Theologian John Calvin said that the heart is a “perpetual factory of idols.” We are constantly looking for things to worship, and making the good things given to us by God into ultimate things. An idol is anything we worship and can take any possible form. Anything we think we must have to be happy, we run to for comfort, or we seek out for affirmation.

In my own life, the idols of comfort are those I find myself continuously running to. While I don’t bow down to worship a statue, I do esteem Netflix as the thing that will provide escape from the pain I experience. I may not praise its name, but in my heart I believe that another tub of ice cream will be the thing to bring lasting joy. While I know my ultimate rest is found in God, I really worship at the throne of sleep — if I don’t get enough I believe my entire day will be rendered worthless.

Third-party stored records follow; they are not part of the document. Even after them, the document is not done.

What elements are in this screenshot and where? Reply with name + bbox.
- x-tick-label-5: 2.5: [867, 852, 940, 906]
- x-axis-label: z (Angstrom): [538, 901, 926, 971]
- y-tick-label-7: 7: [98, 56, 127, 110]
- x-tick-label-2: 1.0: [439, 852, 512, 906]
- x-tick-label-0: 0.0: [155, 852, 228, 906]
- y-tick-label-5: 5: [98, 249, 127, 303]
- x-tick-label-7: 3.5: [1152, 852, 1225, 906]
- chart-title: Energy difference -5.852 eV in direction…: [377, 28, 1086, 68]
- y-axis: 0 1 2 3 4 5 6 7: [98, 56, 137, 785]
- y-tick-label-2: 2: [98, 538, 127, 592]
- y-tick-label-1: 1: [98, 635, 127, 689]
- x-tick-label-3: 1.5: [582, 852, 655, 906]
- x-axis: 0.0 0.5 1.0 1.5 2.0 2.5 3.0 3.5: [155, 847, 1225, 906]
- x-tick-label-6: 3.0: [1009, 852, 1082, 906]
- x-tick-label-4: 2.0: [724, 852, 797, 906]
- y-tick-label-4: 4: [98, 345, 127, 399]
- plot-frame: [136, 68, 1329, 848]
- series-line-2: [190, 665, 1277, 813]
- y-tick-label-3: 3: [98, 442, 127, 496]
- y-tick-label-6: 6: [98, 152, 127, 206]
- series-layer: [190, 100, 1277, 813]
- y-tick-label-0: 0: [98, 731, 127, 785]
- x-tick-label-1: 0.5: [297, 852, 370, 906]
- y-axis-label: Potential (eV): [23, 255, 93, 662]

These good things God has given us to enjoy often replace Him as the focus of our worship. We value the gifts over the Giver. And in my walk with the Lord there is a perpetual cycle of running after things that don’t satisfy, finding them empty, and then returning to the Lord who ultimately satisfies. Why do I find myself running after these things time and again? When will I learn that only Jesus satisfies the longings of my soul?

In Jeremiah 2, the Lord spoke to the Israelites about this very issue. He described the idols they’d run after as “broken cisterns” — wells without water (v. 13). The Israelites went to them for water and dug and dug, and at the bottom of the well they found nothing. Emptiness. When all along, the Lord had offered them living water that would never run out (John 4:13–14).

At the root of my cycle of idolatry is the fact that I have forsaken the true source of life and satisfaction. Every time I go to TV, food, or sleep for comfort, it reveals my belief that God is not enough for me. At the core, I don’t believe He is all I need and that He truly satisfies. The key to breaking this cycle of idolatry in which I consistently find myself is to focus on the character of God. Our hearts will never cease the production of idols until we rightly see and worship the only One worthy of our affections.


By focusing on the character of God revealed in His Word, I show my heart the worthlessness of the things of the world I’m tempted to worship. When I understand that He is the God of all comfort (2 Corinthians 1:3–4), I realize the futility of turning to TV or food to comfort me. When I see that He provides me deep, soul rest from my striving (Matthew 11:28–30), it puts the desire for physical rest in its proper place. When I realize that everything good comes from Him, and apart from Him I have nothing (Psalm 16:2, 11), it reminds me that true joy can only be found abiding in Him.

We cannot break the cycle of seeking idols by simply not worshipping them. We must shift our affections to worship the One who is worthy. The One who never leaves us empty or dissatisfied. The antidote to idolatry is gazing on the beauty of God and worshipping Him as more than enough.